Impact of constrained humeral liner on impingement-free range of motion and impingement type in reverse shoulder arthroplasty using a computer simulation.

BACKGROUND: Dislocation is a major complication of reverse total shoulder arthroplasty (RSA). Humeral liner may be changed to the constrained type when stability doesn't improve by increasing glenosphere size or lateralization with implants, and patients, particularly women with obesity, have risks of periprosthetic instability that may be secondary to hinge adduction on the thorax, but there are few reports on its impact on the range of motion (ROM). This study aimed to determine the influence of humeral liner constraint on impingement-free ROM and impingement type utilizing an RSA computer simulation model.

METHODS: A virtual simulation model was created using 3D measurement software for conducting a simulation study. This study included twenty-five patients with rotator cuff tears and rotator cuff tear arthropathy. Impingement-free ROM and impingement patterns were measured during flexion, extension, abduction, adduction, external rotation, and internal rotation. Four different simulations of 2×2 were performed in each of the 25 cases, a total of 100 simulations: Glenosphere (38mm normal type vs. lateralized type) and humeral liner constraint (normal type vs. constrained type). There were four combinations: normal glenosphere and normal humeral liner, normal glenosphere and constrained humeral liner, lateralized glenosphere and normal humeral liner, and lateralized glenosphere and constrained humeral liner.

RESULTS: Significant differences were found in all impingement-free ROM in one-way ANOVA (abduction: p=0.01, adduction: p<0.01, flexion: p=0.01, extension: p=0.02, external rotation: p<0.01, and internal rotation: p<0.01). Tukey's post-hoc tests showed that the impingement-free ROM was reduced during abduction, external rotation, and internal rotation with the combination of normal glenosphere and constrained humeral liner compared to the other combinations, and improved by glenoid lateralization compared to the combination of the lateralized glenosphere and constrained humeral liner.
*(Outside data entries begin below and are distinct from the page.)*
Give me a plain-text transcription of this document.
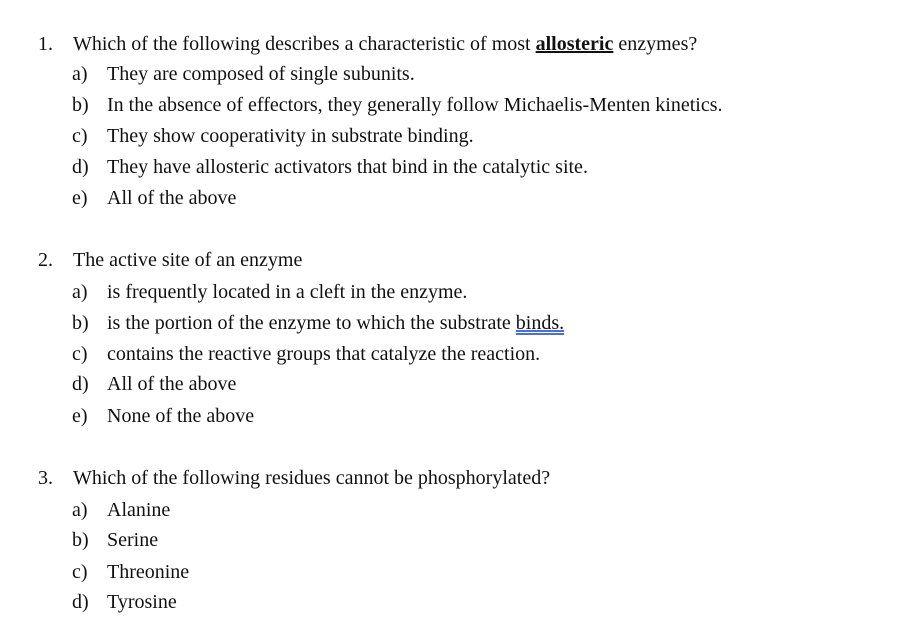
1. Which of the following describes a characteristic of most allosteric enzymes?
a) They are composed of single subunits.
b) In the absence of effectors, they generally follow Michaelis-Menten kinetics.
c) They show cooperativity in substrate binding.
d) They have allosteric activators that bind in the catalytic site.
e) All of the above
2. The active site of an enzyme
a) is frequently located in a cleft in the enzyme.
b) is the portion of the enzyme to which the substrate binds.
c) contains the reactive groups that catalyze the reaction.
d) All of the above
e) None of the above
3. Which of the following residues cannot be phosphorylated?
a) Alanine
b) Serine
c) Threonine
d) Tyrosine
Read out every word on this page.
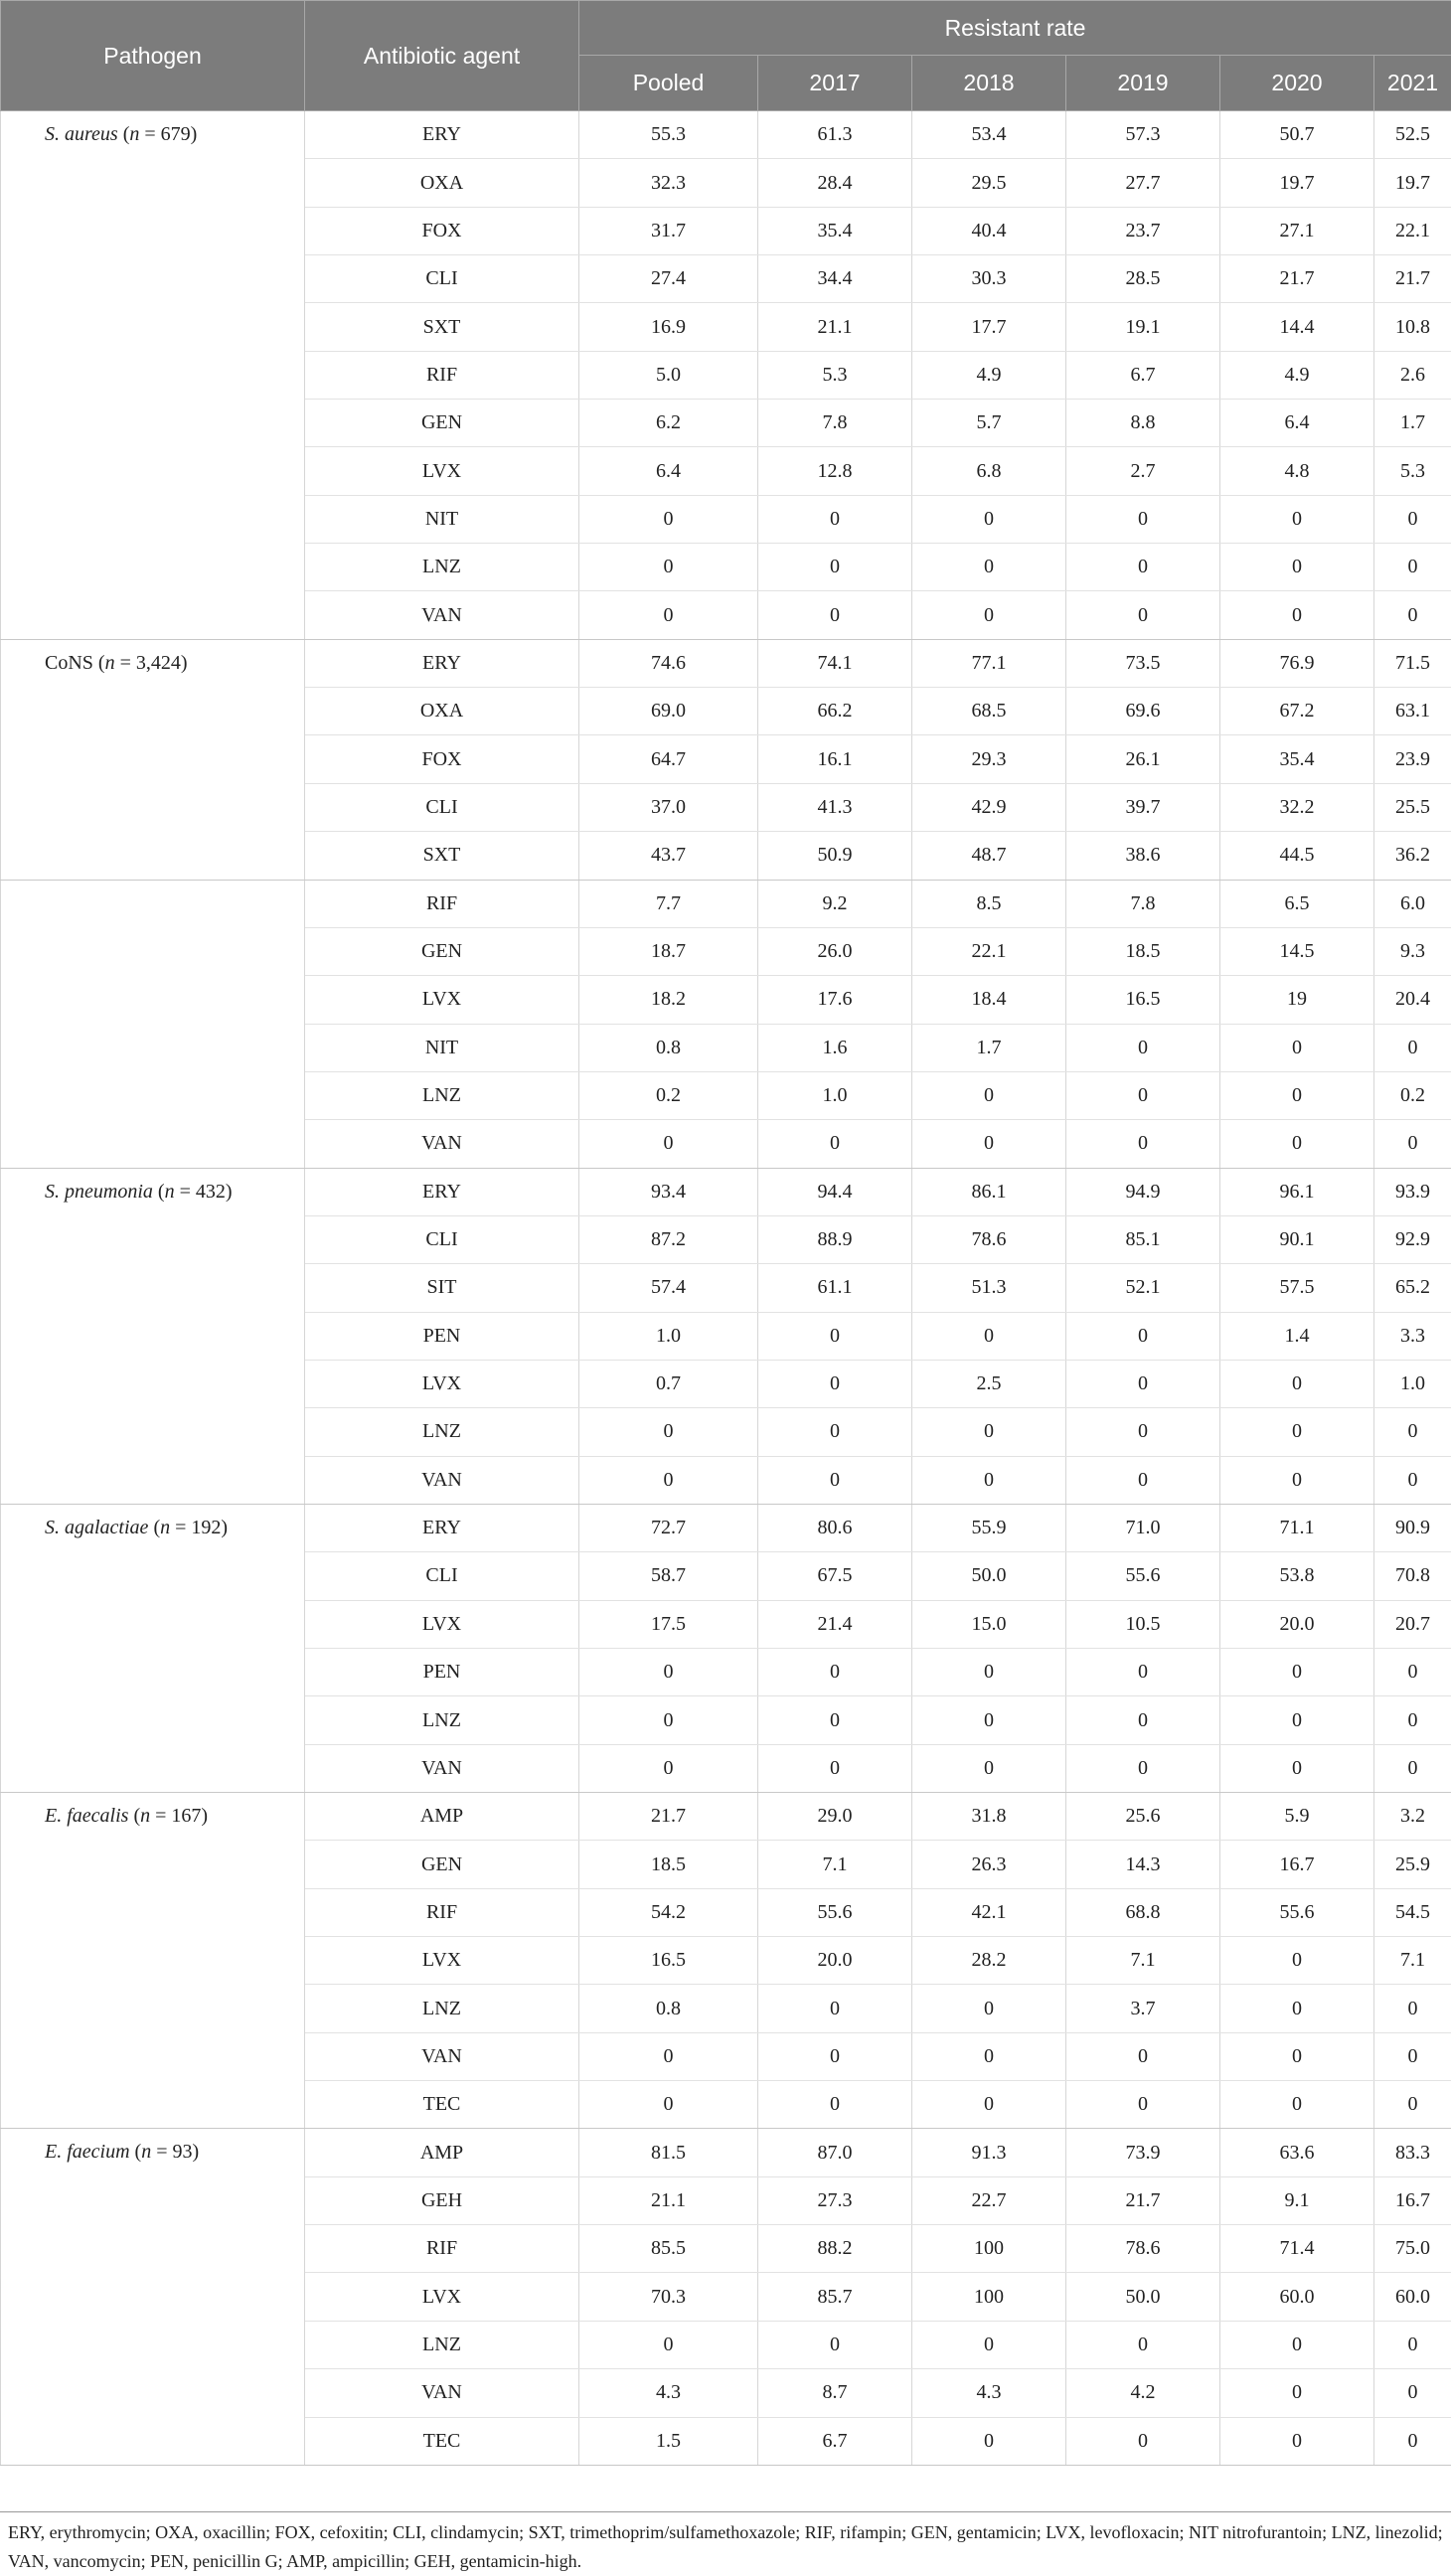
Pathogen	Antibiotic agent	Resistant rate					
		Pooled	2017	2018	2019	2020	2021
S. aureus (n = 679)	ERY	55.3	61.3	53.4	57.3	50.7	52.5
	OXA	32.3	28.4	29.5	27.7	19.7	19.7
	FOX	31.7	35.4	40.4	23.7	27.1	22.1
	CLI	27.4	34.4	30.3	28.5	21.7	21.7
	SXT	16.9	21.1	17.7	19.1	14.4	10.8
	RIF	5.0	5.3	4.9	6.7	4.9	2.6
	GEN	6.2	7.8	5.7	8.8	6.4	1.7
	LVX	6.4	12.8	6.8	2.7	4.8	5.3
	NIT	0	0	0	0	0	0
	LNZ	0	0	0	0	0	0
	VAN	0	0	0	0	0	0
CoNS (n = 3,424)	ERY	74.6	74.1	77.1	73.5	76.9	71.5
	OXA	69.0	66.2	68.5	69.6	67.2	63.1
	FOX	64.7	16.1	29.3	26.1	35.4	23.9
	CLI	37.0	41.3	42.9	39.7	32.2	25.5
	SXT	43.7	50.9	48.7	38.6	44.5	36.2
	RIF	7.7	9.2	8.5	7.8	6.5	6.0
	GEN	18.7	26.0	22.1	18.5	14.5	9.3
	LVX	18.2	17.6	18.4	16.5	19	20.4
	NIT	0.8	1.6	1.7	0	0	0
	LNZ	0.2	1.0	0	0	0	0.2
	VAN	0	0	0	0	0	0
S. pneumonia (n = 432)	ERY	93.4	94.4	86.1	94.9	96.1	93.9
	CLI	87.2	88.9	78.6	85.1	90.1	92.9
	SIT	57.4	61.1	51.3	52.1	57.5	65.2
	PEN	1.0	0	0	0	1.4	3.3
	LVX	0.7	0	2.5	0	0	1.0
	LNZ	0	0	0	0	0	0
	VAN	0	0	0	0	0	0
S. agalactiae (n = 192)	ERY	72.7	80.6	55.9	71.0	71.1	90.9
	CLI	58.7	67.5	50.0	55.6	53.8	70.8
	LVX	17.5	21.4	15.0	10.5	20.0	20.7
	PEN	0	0	0	0	0	0
	LNZ	0	0	0	0	0	0
	VAN	0	0	0	0	0	0
E. faecalis (n = 167)	AMP	21.7	29.0	31.8	25.6	5.9	3.2
	GEN	18.5	7.1	26.3	14.3	16.7	25.9
	RIF	54.2	55.6	42.1	68.8	55.6	54.5
	LVX	16.5	20.0	28.2	7.1	0	7.1
	LNZ	0.8	0	0	3.7	0	0
	VAN	0	0	0	0	0	0
	TEC	0	0	0	0	0	0
E. faecium (n = 93)	AMP	81.5	87.0	91.3	73.9	63.6	83.3
	GEH	21.1	27.3	22.7	21.7	9.1	16.7
	RIF	85.5	88.2	100	78.6	71.4	75.0
	LVX	70.3	85.7	100	50.0	60.0	60.0
	LNZ	0	0	0	0	0	0
	VAN	4.3	8.7	4.3	4.2	0	0
	TEC	1.5	6.7	0	0	0	0
ERY, erythromycin; OXA, oxacillin; FOX, cefoxitin; CLI, clindamycin; SXT, trimethoprim/sulfamethoxazole; RIF, rifampin; GEN, gentamicin; LVX, levofloxacin; NIT nitrofurantoin; LNZ, linezolid; VAN, vancomycin; PEN, penicillin G; AMP, ampicillin; GEH, gentamicin-high.
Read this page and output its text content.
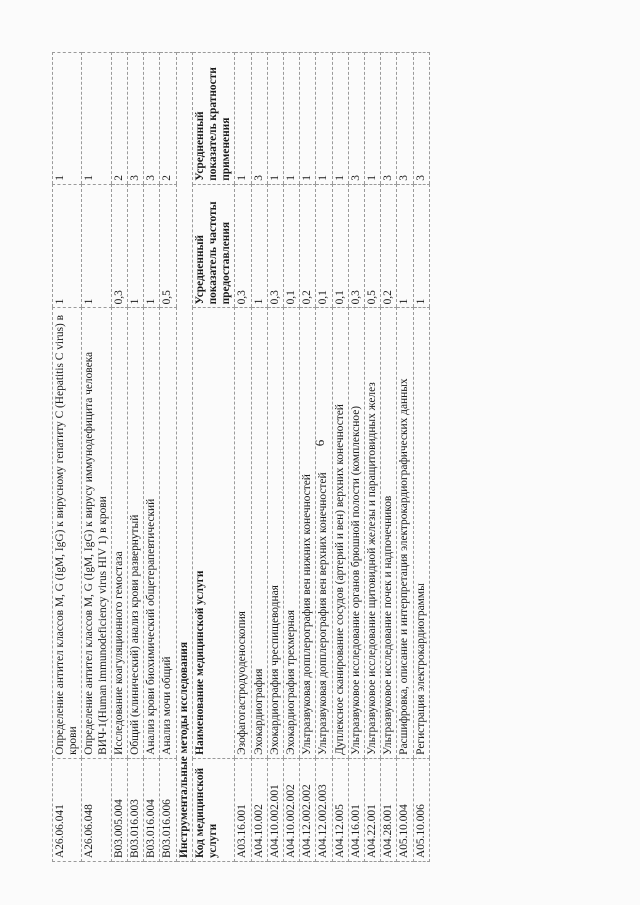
6
A26.06.041	Определение антител классов M, G (IgM, IgG) к вирусному гепатиту C (Hepatitis C virus) в крови	1	1
A26.06.048	Определение антител классов M, G (IgM, IgG) к вирусу иммунодефицита человека ВИЧ-1(Human immunodeficiency virus HIV 1) в крови	1	1
B03.005.004	Исследование коагуляционного гемостаза	0,3	2
B03.016.003	Общий (клинический) анализ крови развернутый	1	3
B03.016.004	Анализ крови биохимический общетерапевтический	1	3
B03.016.006	Анализ мочи общий	0,5	2
Инструментальные методы исследования			
Код медицинской услуги	Наименование медицинской услуги	Усредненный показатель частоты предоставления	Усредненный показатель кратности применения
A03.16.001	Эзофагогастродуоденоскопия	0,3	1
A04.10.002	Эхокардиография	1	3
A04.10.002.001	Эхокардиография чреспищеводная	0,3	1
A04.10.002.002	Эхокардиография трехмерная	0,1	1
A04.12.002.002	Ультразвуковая допплерография вен нижних конечностей	0,2	1
A04.12.002.003	Ультразвуковая допплерография вен верхних конечностей	0,1	1
A04.12.005	Дуплексное сканирование сосудов (артерий и вен) верхних конечностей	0,1	1
A04.16.001	Ультразвуковое исследование органов брюшной полости (комплексное)	0,3	3
A04.22.001	Ультразвуковое исследование щитовидной железы и паращитовидных желез	0,5	1
A04.28.001	Ультразвуковое исследование почек и надпочечников	0,2	3
A05.10.004	Расшифровка, описание и интерпретация электрокардиографических данных	1	3
A05.10.006	Регистрация электрокардиограммы	1	3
In the impingement pattern, Pearson's chi-squared test showed significantly greater proportion of impingement of the humeral liner into the superior part of the glenoid neck in abduction occurring in the combination of normal glenosphere and constrained humeral liner group compared to the other groups (p<0.01). Bonferroni post-hoc tests revealed that the combination of normal glenosphere and constrained humeral liner was significantly different from that of lateralized glenosphere and constrained humeral liner (p<0.01). Using constrained liners resulted in early impingement on the superior part of the glenoid neck in the normal glenosphere, whereas glenoid lateralization increased impingement-free ROM.

CONCLUSION: This RSA computer simulation model demonstrated that constrained humeral liners led to decreased impingement-free ROM. However, using lateralized glenosphere improved abduction ROM.